- Court: United States Supreme Court
- Area(s) of Law: Preemption
- Date Filed: February 29, 2012
- Case #: 10-879
- Judge(s)/Court Below: Thomas, J, joined by Roberts, Scalia, Kennedy, Alito, and Kagan; Kagan concurred; Sotomayor concurred in part and dissented in part, joined by Ginsburg and Breyer
- Full Text Opinion
A railroad employee received a diagnosis of mesothelioma. The employee asserted that exposure to asbestos, which occurred while working for St. Paul & Pacific Railroad from 1947-1974, caused the disease. Petitioner represents the employee’s estate. The lower courts dismissed the employee’s case against manufacturers of products alleged to contain asbestos on the grounds that the federal Locomotive Inspection Act preempted the claims for defective design and failure-to-warn.

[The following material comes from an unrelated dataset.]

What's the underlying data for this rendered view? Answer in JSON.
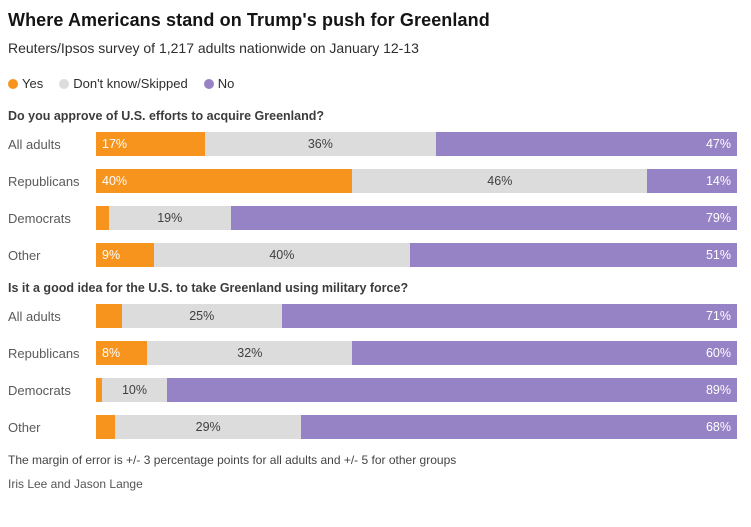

Supreme Court precedent from 1926 held that in order to protect the health and safety of employees, the Locomotive Inspection Act (LIA) constitutes implied field preemption for purposes of state laws that impose requirements on railroads beyond what federal law requires.
The Court today reaffirmed that holding, and held that the Federal Railroad Safety Act of 1970 did not alter the scope of LIA field preemption, which includes “the entire field of regulating locomotive equipment.” The Court held that the preempted field includes state common law claims as well as statutory and regulatory claims. The Court further held that the scope of the field preempted by LIA is not coextensive with the regulatory power of the federal government. As a result of that holding, the preempted field includes the repair and maintenance of locomotives. The field of federal railroad law also preempts suits against manufacturers of products used by railroads for conduct that occurred before the federal government began to regulate manufacturers under LIA in 1988. The Court further held that because failure-to-warn claims allege that a product is defective in the absence of particular warnings, those claims are preempted.